Last week saw the third budget for Queensland Treasurer the Hon Tim Nicholls, MP.
You can see the Treasurer's presentation at the QCOSS Budget Breakfast on StudioQ.
It’s clear that we are experiencing tough times especially if you care about the state of Queensland’s debt level. The over-riding theme of the budget has been that we are living with an $80 billion state debt which costs $4 billion per year in interest payments. So, cut the debt and free up money to pay for better services into the future. It sounds simple but of course it is far more complicated than that.
Firstly, we need to consider our present needs, balanced against our future expectations. Do we spend on services now where demand is high but there is a short shelf life of benefit to the state? Do we build infrastructure so that coming generations can benefit and any gains can project into the future? Do we raise more money by increasing taxes and levies or do we reduce spending by cutting costs and targeting programs? In all budget processes (except in excessive money splashes in good times), there are winners and losers or at the very least those who are disappointed.
Positive outcomes may flow from services which support families and their clients because of new funding and a real maintenance of the commitment to reform the child protection system in this state. Police, ambulance services, emergency services and schools all receive mention and investment to enhance their performance and effectiveness. Infrastructure spending will support improvements in roads, public transport, hospitals and schools. Rural and farming communities in Queensland will benefit from drought relief funding which remains in place and pensioners and concession card holders had a win with the state government changing its plans and agreeing to cover the shortfall left by the federal budget measures. The government prides itself on red tape reduction and money has been factored into the budget to advance this process and to spend the proceeds, together with a 3.25 per cent indexation for grant recipients to help off-set some of the price rises ahead.
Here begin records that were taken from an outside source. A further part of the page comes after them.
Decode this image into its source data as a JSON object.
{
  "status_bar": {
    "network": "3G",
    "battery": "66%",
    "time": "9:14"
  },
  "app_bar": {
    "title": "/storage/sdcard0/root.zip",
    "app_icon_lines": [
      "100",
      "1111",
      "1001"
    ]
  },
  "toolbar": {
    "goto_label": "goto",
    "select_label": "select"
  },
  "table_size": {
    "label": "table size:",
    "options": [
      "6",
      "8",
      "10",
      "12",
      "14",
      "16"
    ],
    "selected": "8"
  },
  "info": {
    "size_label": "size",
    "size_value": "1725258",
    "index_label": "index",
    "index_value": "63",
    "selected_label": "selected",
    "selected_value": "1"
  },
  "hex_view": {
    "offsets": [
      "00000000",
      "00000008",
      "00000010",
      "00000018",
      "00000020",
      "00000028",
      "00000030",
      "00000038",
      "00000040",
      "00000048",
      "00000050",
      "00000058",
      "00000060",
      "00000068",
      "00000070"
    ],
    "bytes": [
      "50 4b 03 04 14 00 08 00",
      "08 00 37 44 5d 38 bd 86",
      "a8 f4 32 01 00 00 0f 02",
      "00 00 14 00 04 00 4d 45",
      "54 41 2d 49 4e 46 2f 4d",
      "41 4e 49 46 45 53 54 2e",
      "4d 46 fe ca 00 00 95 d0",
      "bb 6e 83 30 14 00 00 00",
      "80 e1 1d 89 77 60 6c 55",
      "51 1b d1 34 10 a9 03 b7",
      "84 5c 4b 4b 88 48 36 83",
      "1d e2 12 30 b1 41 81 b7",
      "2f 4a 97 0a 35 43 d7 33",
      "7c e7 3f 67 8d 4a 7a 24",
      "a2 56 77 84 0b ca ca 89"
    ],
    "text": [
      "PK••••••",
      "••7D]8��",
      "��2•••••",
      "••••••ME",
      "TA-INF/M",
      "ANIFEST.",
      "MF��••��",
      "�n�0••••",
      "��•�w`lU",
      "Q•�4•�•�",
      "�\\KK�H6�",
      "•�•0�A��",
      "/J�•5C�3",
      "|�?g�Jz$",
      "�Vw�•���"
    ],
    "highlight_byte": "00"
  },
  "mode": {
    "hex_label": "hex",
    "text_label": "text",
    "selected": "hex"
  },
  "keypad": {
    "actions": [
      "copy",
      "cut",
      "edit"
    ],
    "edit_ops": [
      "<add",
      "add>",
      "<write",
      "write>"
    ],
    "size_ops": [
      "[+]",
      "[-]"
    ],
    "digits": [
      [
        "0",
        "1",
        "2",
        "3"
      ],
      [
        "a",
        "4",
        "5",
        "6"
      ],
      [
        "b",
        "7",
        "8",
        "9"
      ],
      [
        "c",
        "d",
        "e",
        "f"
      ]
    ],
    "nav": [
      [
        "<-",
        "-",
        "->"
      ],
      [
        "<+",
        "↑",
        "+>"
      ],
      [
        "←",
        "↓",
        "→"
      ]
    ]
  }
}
It is clear that vulnerable Queenslanders will be worse off as they experience proportionally greater price hikes from increased charges and fees for utilities. Additionally there has been no commitment from the government for an overall concessions review to ensure the people who most need support are getting it. It is unclear where else there may be disappointments with very little detail provided in the budget papers to make an informed analysis.
We need more details and we need the opportunity to work hand in hand with government to steer reforms forward.